Il Vietnam sta valutando l'approccio più passivo-aggressivo finora alla repressione globale dei social media per i giovani: invece di bandire i minori di 16 anni dalle piattaforme, vuole trasformarli in osservatori silenziosi. Secondo una bozza di decreto del Ministero della Cultura, dello Sport e del Turismo, riportata da Reuters, gli utenti sotto i 16 anni manterrebbero i loro account ma perderebbero la possibilità di pubblicare, commentare o reagire. I genitori registrerebbero gli account e monitorerebbero l'attività, mentre le piattaforme dovrebbero implementare misure tecniche per identificare i minori e limitarli a contenuti adatti all'età. Il viceministro della Cultura Phan Tam insiste che l'obiettivo non è vietare o limitare eccessivamente, ma creare un ambiente adatto all'età - perché niente dice 'spazio sicuro' come essere visti ma non ascoltati.

Il Vietnam sta anche valutando di limitare il gioco per i minori di 16 anni a 60 minuti al giorno per gioco, con lo stesso requisito di registrazione parentale. Il decreto non è definitivo e potrebbe ancora essere rivisto, ma si unisce a una lista crescente di nazioni che hanno deciso che il modo migliore per proteggere i bambini online è legiferarli in un angolo digitale.

L'Australia è stata la prima a fare il grande passo, vietando i social media per i minori di 16 anni nel dicembre 2025, coprendo piattaforme come Facebook, Instagram, TikTok e YouTube - ma risparmiando notevolmente WhatsApp e YouTube Kids. Le aziende rischiano multe fino a 49,5 milioni di dollari australiani (34,4 milioni di dollari USA) se lasciano passare i bambini. L'Austria sta preparando un divieto per i minori di 14 anni, previsto entro giugno. Il Canada ha introdotto un disegno di legge sulla sicurezza digitale che vieterebbe i minori di 16 anni, ma lascia le piattaforme senza responsabilità se dimostrano di avere politiche protettive. La Danimarca prevede di vietare i minori di 15 anni, con una legislazione che potrebbe diventare legge entro metà 2026, e sta persino sviluppando un'app di 'prova digitale' per la verifica dell'età. La Francia ha approvato una legge a luglio che vieta i minori di 15 anni dai social media, in vigore dal 1° settembre, e vieterà anche i telefoni cellulari nelle scuole superiori. I conservatori tedeschi hanno proposto un divieto per i minori di 16 anni, anche se i partner della coalizione sono titubanti. La Grecia vieterà i minori di 15 anni a partire da gennaio 2027, citando ansia, problemi di sonno e design che crea dipendenza. L'Indonesia vieterà i minori di 16 anni da piattaforme come YouTube, TikTok e Roblox a partire da marzo. La Malesia prevede un divieto per i minori di 16 anni quest'anno. La Polonia sta preparando una legislazione per i minori di 15 anni. La Slovenia sta preparando un divieto per i minori di 15 anni su TikTok, Snapchat e Instagram. La Spagna prevede di vietare i minori di 16 anni, in attesa dell'approvazione parlamentare, e vuole rendere i dirigenti dei social media personalmente responsabili per i discorsi d'odio. Il parlamento turco ha approvato un disegno di legge per i minori di 15 anni, in attesa dell'approvazione presidenziale. Il Regno Unito di Keir Starmer ha annunciato un divieto per i minori di 16 anni, che copre Snapchat, TikTok, YouTube, Instagram, Facebook e X - ma non WhatsApp o Signal - con i chatbot romantici basati sull'IA limitati ai maggiorenni. Starmer ha riconosciuto le sfide nell'applicazione, ma crede che un divieto potrebbe essere in vigore entro la primavera del 2027.
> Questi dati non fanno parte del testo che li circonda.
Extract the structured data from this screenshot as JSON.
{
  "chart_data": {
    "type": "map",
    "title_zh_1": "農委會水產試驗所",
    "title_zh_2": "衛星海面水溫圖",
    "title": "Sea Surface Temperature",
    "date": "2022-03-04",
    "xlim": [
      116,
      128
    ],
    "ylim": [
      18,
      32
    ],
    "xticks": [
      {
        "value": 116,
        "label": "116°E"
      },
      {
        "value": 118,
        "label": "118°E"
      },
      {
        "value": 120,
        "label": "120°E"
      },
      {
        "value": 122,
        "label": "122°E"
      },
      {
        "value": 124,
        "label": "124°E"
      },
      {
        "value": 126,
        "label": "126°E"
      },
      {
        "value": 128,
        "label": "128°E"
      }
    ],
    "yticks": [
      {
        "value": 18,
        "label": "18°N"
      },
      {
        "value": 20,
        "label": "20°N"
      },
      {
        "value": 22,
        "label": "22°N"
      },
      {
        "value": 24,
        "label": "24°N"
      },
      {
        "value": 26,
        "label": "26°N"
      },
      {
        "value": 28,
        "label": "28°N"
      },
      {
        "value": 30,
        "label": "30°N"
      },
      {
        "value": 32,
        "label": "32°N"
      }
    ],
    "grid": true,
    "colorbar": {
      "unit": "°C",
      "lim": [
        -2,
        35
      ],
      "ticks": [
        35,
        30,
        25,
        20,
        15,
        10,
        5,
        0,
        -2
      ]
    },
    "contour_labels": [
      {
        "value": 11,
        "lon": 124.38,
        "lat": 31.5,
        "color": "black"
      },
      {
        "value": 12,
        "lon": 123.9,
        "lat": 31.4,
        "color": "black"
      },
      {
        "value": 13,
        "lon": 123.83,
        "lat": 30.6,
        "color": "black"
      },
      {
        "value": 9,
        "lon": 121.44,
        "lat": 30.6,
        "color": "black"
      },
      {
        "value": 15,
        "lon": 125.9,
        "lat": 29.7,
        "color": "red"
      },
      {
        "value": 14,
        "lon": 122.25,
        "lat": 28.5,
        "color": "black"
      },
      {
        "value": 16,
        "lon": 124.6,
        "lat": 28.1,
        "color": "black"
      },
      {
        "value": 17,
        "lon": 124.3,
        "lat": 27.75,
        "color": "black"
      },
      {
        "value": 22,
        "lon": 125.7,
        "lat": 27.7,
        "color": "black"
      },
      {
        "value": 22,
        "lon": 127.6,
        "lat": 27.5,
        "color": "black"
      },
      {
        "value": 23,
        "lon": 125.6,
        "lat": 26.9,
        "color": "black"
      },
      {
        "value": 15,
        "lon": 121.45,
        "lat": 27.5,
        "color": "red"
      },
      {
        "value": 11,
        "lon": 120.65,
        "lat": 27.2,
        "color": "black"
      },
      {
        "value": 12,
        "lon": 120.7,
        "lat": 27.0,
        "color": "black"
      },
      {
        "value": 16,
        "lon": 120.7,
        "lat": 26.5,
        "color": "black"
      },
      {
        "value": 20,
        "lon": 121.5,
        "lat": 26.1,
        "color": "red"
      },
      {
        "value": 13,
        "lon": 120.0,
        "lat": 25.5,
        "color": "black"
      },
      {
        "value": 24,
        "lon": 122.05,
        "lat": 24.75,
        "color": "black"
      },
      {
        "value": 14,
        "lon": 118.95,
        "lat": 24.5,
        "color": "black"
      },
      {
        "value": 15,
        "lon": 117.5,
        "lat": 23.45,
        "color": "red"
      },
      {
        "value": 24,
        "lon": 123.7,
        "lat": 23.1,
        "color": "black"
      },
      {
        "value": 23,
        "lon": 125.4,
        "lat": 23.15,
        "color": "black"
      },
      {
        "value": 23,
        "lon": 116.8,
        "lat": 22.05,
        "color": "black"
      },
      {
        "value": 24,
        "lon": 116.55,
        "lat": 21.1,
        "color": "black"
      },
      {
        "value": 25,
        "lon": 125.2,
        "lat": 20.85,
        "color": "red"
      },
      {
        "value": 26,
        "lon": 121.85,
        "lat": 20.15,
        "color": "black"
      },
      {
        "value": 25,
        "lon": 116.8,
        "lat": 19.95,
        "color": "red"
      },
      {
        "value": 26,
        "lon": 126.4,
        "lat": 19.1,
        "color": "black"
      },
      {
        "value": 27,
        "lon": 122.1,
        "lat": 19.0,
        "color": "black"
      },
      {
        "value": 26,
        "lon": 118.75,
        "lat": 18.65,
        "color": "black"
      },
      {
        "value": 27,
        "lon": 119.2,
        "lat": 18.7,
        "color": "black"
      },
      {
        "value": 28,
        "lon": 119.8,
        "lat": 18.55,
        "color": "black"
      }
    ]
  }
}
I critici, tra cui Amnesty Tech, sostengono che questi divieti sono inefficaci e ignorano le realtà delle generazioni più giovani. Abbondano anche le preoccupazioni per la privacy riguardo all'invasiva verifica dell'età. Ma i governi di tutto il mondo stanno andando avanti, sperando forse che se non possono rendere i social media sicuri, possono almeno renderli silenziosi.